Серия щелчков у оседлых косаток длится от семи до десяти секунд, и ее называют «щелчковым рядом». Оседлые касатки издают щелчковые ряды в двадцать семь раз чаще, и длительность у них в два раза больше, чем у бродяг. Бродяги скупы на щелчки. Иногда они издают всего один, более тихий, щелчок. Тюленям и морским свиньям сложно различить одиночный щелчок на фоне непрерывного шума океана, состоящего из тихого треска – так «потрескивают» креветки и другие обитатели моря, словно в океане что-то жарится на сковородке. Жак Кусто называл океан «миром безмолвия», но в воде звук распространяется гораздо лучше, чем в воздухе, и многие морские животные используют высокую звуковую проводимость океана в своих целях. Или становятся ее жертвой.

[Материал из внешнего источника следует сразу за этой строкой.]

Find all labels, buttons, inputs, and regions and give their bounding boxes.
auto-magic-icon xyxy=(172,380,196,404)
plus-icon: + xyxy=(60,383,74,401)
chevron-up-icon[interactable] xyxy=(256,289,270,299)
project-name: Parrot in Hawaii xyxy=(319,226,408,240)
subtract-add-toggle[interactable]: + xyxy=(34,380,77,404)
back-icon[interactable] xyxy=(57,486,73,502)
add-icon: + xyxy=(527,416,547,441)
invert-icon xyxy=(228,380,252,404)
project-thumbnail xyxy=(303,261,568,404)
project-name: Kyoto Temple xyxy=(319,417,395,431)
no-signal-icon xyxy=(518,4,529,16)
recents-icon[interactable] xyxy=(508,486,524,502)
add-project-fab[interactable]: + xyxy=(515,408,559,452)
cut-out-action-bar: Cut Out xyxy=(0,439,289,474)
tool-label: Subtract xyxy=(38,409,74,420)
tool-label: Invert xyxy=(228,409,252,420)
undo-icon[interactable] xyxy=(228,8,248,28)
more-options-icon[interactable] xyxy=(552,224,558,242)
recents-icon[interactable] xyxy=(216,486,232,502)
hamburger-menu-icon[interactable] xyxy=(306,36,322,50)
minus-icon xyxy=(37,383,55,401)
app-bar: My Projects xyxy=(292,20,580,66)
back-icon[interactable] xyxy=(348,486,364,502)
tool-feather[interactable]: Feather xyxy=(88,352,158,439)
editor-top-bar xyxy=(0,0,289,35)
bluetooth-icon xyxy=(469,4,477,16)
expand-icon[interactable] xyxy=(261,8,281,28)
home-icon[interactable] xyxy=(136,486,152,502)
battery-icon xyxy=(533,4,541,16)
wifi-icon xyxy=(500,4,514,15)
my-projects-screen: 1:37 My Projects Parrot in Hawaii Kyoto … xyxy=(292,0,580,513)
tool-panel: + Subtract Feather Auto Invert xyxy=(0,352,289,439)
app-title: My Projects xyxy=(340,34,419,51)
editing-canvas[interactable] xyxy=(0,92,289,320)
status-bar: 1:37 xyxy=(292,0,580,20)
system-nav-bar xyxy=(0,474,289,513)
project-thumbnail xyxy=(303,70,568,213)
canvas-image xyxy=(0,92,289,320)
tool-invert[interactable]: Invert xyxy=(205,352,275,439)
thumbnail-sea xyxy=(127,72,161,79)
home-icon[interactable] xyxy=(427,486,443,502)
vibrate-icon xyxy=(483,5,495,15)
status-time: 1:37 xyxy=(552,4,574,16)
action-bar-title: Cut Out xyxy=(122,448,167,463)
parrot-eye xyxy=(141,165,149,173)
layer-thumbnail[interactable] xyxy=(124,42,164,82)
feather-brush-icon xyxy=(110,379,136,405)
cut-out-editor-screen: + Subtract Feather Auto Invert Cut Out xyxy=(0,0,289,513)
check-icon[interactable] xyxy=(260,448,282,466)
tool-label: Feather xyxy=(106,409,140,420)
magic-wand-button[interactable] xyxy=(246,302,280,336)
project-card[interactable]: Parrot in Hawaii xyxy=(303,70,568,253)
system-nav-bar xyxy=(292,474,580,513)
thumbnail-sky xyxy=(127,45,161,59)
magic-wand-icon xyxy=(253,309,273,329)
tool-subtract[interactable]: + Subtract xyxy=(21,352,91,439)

Косатки не только «щелкают», они всегда прислушиваются к плеску или звуку дыхания. Таким образом, между умными косатками и их добычей, не менее умными дельфинами, идет постоянная акустическая гонка вооружений. Косатки, которые охотятся на млекопитающих, иногда преследуют морских свиней Далля. Морские свиньи сами используют сонар – его звук напоминает звонок колокольчика. Но частота их щелчков выше, чем верхняя граница слуха косаток. Такое разделение могло появиться и поддерживаться с помощью очень простого механизма: морских свиней с низким голосом, который могли слышать косатки, попросту съедали. А особи с высоким голосом выживали.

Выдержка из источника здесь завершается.